One of her assistants asked her how the postgame singing of Country Roads went?

“I’m like, ‘What are you talking about?’ Our players lined up and started singing with our fans,” Plitzuweit said. “I was told the coaches didn’t have to sing. Why wouldn’t we? That was fun.”

The rest was just basketball, and Plitzuweit knows all about that from her days turning South Dakota into a noticeable mid-major.

WVU began the game on a 14-2 run, survived some rough patches in the second quarter and then cruised from there.

WVU, which opens the season at home on Nov. 10 against USC Upstate, got some balanced scoring throughout its rotation of guards.

Jayla Hemingway had 14 points on 6 of 12 shooting.

Madisen Smith had nine of her 13 points in the first half and J.J. Quinerly threw in 12 points.

A new face — 6-foot-3 center Kylee Blacksten, a transfer from Colorado — showed a shooter’s touch with two 3-pointers and she added eight points.

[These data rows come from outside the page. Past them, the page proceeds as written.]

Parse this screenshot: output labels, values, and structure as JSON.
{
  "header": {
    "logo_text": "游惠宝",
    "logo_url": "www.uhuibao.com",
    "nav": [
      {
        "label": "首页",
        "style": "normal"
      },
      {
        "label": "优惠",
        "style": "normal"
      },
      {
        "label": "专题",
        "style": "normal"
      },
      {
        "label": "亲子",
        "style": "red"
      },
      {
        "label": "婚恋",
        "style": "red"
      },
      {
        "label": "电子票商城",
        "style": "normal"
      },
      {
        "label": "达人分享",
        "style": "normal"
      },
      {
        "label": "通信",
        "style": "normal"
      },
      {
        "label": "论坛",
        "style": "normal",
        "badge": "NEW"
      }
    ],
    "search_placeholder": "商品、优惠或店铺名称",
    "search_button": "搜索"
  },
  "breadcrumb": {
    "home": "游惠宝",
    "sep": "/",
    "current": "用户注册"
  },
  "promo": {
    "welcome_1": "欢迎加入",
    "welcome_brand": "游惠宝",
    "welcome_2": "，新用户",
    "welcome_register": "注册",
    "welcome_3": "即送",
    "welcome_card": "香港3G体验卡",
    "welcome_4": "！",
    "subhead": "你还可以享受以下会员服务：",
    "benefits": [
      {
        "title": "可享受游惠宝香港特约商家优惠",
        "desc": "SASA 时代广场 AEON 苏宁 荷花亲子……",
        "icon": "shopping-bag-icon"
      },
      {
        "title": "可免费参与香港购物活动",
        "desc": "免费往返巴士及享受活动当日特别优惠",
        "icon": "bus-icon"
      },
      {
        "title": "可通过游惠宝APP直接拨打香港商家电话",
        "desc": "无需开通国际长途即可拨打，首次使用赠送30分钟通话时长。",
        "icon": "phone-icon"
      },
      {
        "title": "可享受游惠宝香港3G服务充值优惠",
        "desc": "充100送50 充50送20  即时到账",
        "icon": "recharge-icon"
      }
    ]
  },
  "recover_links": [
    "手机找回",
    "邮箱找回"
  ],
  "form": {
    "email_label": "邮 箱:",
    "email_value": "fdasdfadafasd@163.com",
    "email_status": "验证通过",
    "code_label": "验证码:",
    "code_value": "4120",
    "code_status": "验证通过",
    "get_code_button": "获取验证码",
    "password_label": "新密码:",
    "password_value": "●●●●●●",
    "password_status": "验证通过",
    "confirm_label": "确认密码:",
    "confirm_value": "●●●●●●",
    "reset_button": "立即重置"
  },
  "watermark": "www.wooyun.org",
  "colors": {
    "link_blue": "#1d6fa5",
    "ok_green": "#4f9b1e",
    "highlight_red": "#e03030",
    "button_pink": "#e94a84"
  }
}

“It’s definitely different playing with a stretch (center),” Smith said. “She can shoot the ball great. The pick-and-pop is always there. Just to have a player that big who can shoot the ball, that’s hard to guard.”

The Mountaineers got more offense going to the basket than they did from the outside.

WVU shot just 5 of 24 from 3-point range, so finding some sort of happy medium is in store, because those driving lanes may not be as open as the competition picks up.

“We had some great shots in the first half, open shots from the arc,” Plitzuweit said. “Our players were aggressive and we told them catch to shoot, and so we caught it and shot it. We were open, but we didn’t make them.

“At halftime, we talked about passing some of those up early to attack the rim, because we felt like we could get that shot later in the shot clock.”

WVU finished with a 41-26 edge in rebounds and her players took another step in the process of bringing together something so new and trying to make it familiar.

“Everything is going pretty well,” said WVU guard Savannah Samuel, who scored eight points and added five rebounds. “Obviously at first, with new coaches, new players and a new system, it was tough. We’ve been working hard every day. Everyone is adjusting and getting acclimated to the new plays and new style. The sky is the limit for us.”